Rate Per Micro-Batch Data Source

Rate Per Micro-Batch Data Source provides a consistent number of rows per microbatch.

From this commit:

This proposes to introduce a new data source having short name as "rate-micro-batch", which produces similar input rows as "rate" (increment long values with timestamps), but ensures that each micro-batch has a "predictable" set of input rows.

"rate-micro-batch" data source receives a config to specify the number of rows per micro-batch, which defines the set of input rows for further micro-batches. For example, if the number of rows per micro-batch is set to 1000, the first batch would have 1000 rows having value range as 0~999, the second batch would have 1000 rows having value range as 1000~1999, and so on. This characteristic brings different use cases compared to rate data source, as we can't predict the input rows for rate data source like this.

For generated time (timestamp column), the data source applies the same mechanism to make the value of column be predictable. startTimestamp option defines the starting value of generated time, and advanceMillisPerBatch option defines how much time the generated time should advance per micro-batch.
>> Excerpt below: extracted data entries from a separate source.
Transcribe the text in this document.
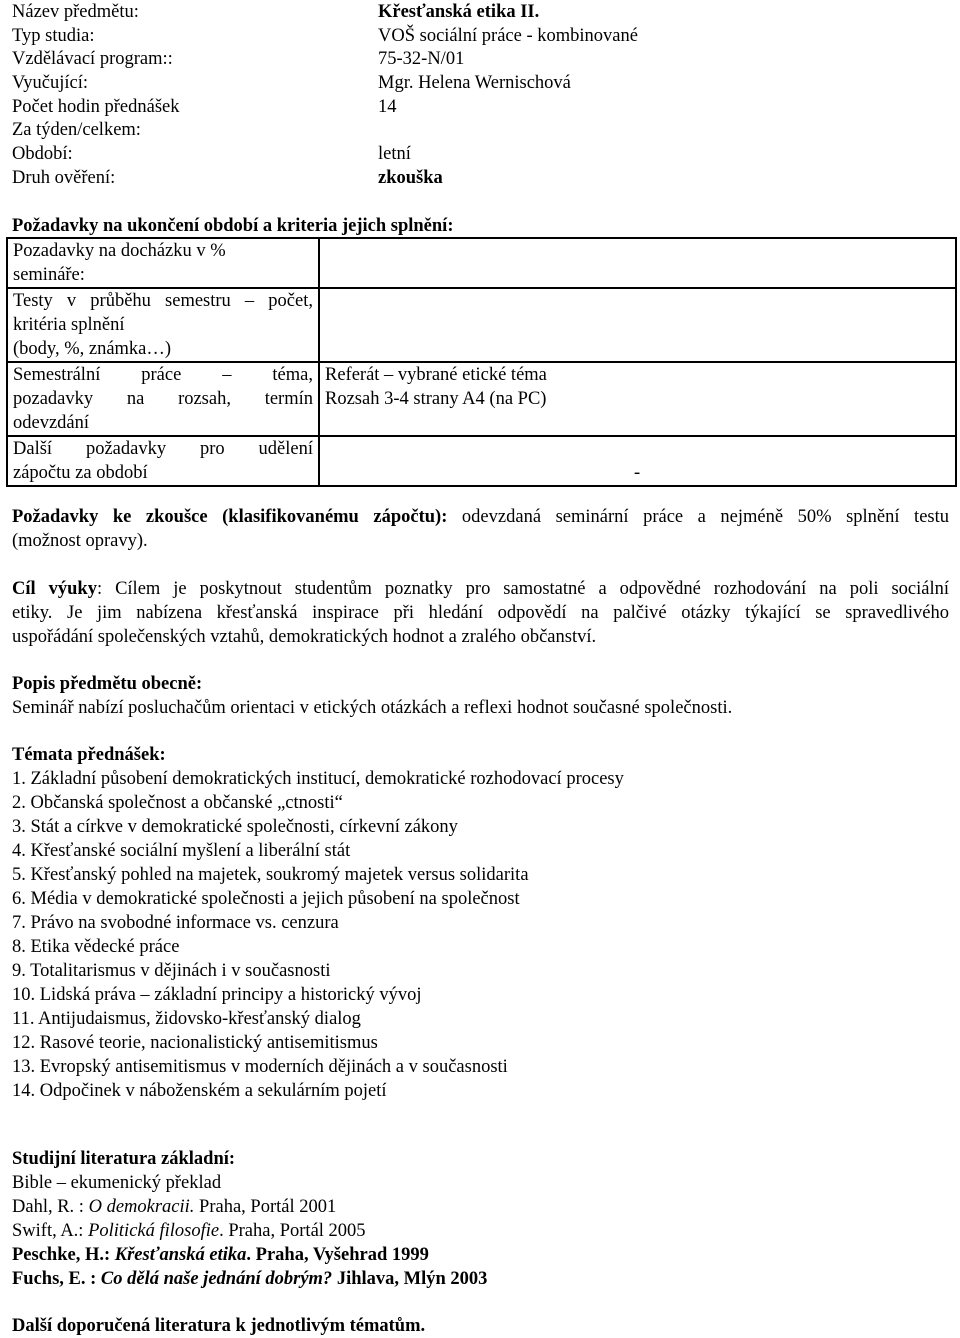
Název předmětu:	Křesťanská etika II.
Typ studia:	VOŠ sociální práce - kombinované
Vzdělávací program::	75-32-N/01
Vyučující:	Mgr. Helena Wernischová
Počet hodin přednášek	14
Za týden/celkem:
Období:	letní
Druh ověření:	zkouška
Požadavky na ukončení období a kriteria jejich splnění:
Pozadavky na docházku v %
semináře:	

Testy v průběhu semestru – počet,
kritéria splnění
(body, %, známka…)	

Semestrální práce – téma,
pozadavky na rozsah, termín
odevzdání	Referát – vybrané etické téma
Rozsah 3-4 strany A4 (na PC)

Další požadavky pro udělení
zápočtu za období	-
Požadavky ke zkoušce (klasifikovanému zápočtu): odevzdaná seminární práce a nejméně 50% splnění testu
(možnost opravy).
Cíl výuky: Cílem je poskytnout studentům poznatky pro samostatné a odpovědné rozhodování na poli sociální
etiky. Je jim nabízena křesťanská inspirace při hledání odpovědí na palčivé otázky týkající se spravedlivého
uspořádání společenských vztahů, demokratických hodnot a zralého občanství.
Popis předmětu obecně:
Seminář nabízí posluchačům orientaci v etických otázkách a reflexi hodnot současné společnosti.
Témata přednášek:
1. Základní působení demokratických institucí, demokratické rozhodovací procesy
2. Občanská společnost a občanské „ctnosti“
3. Stát a církve v demokratické společnosti, církevní zákony
4. Křesťanské sociální myšlení a liberální stát
5. Křesťanský pohled na majetek, soukromý majetek versus solidarita
6. Média v demokratické společnosti a jejich působení na společnost
7. Právo na svobodné informace vs. cenzura
8. Etika vědecké práce
9. Totalitarismus v dějinách i v současnosti
10. Lidská práva – základní principy a historický vývoj
11. Antijudaismus, židovsko-křesťanský dialog
12. Rasové teorie, nacionalistický antisemitismus
13. Evropský antisemitismus v moderních dějinách a v současnosti
14. Odpočinek v náboženském a sekulárním pojetí
Studijní literatura základní:
Bible – ekumenický překlad
Dahl, R. : O demokracii. Praha, Portál 2001
Swift, A.: Politická filosofie. Praha, Portál 2005
Peschke, H.: Křesťanská etika. Praha, Vyšehrad 1999
Fuchs, E. : Co dělá naše jednání dobrým? Jihlava, Mlýn 2003
Další doporučená literatura k jednotlivým tématům.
All input rows in the same micro-batch will have same timestamp.

Rate Per Micro-Batch data source is a new feature of Apache Spark 3.3.0 (SPARK-37062).

Internals

Rate Per Micro-Batch Data Source is registered by RatePerMicroBatchProvider to be available under rate-micro-batch alias.

RatePerMicroBatchProvider uses RatePerMicroBatchTable as the Table (Spark SQL).

When requested for a MicroBatchStream, RatePerMicroBatchTable creates a RatePerMicroBatchStream with extra support for Trigger.AvailableNow mode.

Rate Per Micro-Batch Data Source supports options (esp. rowsPerBatch and advanceMillisPerBatch for Trigger.AvailableNow mode).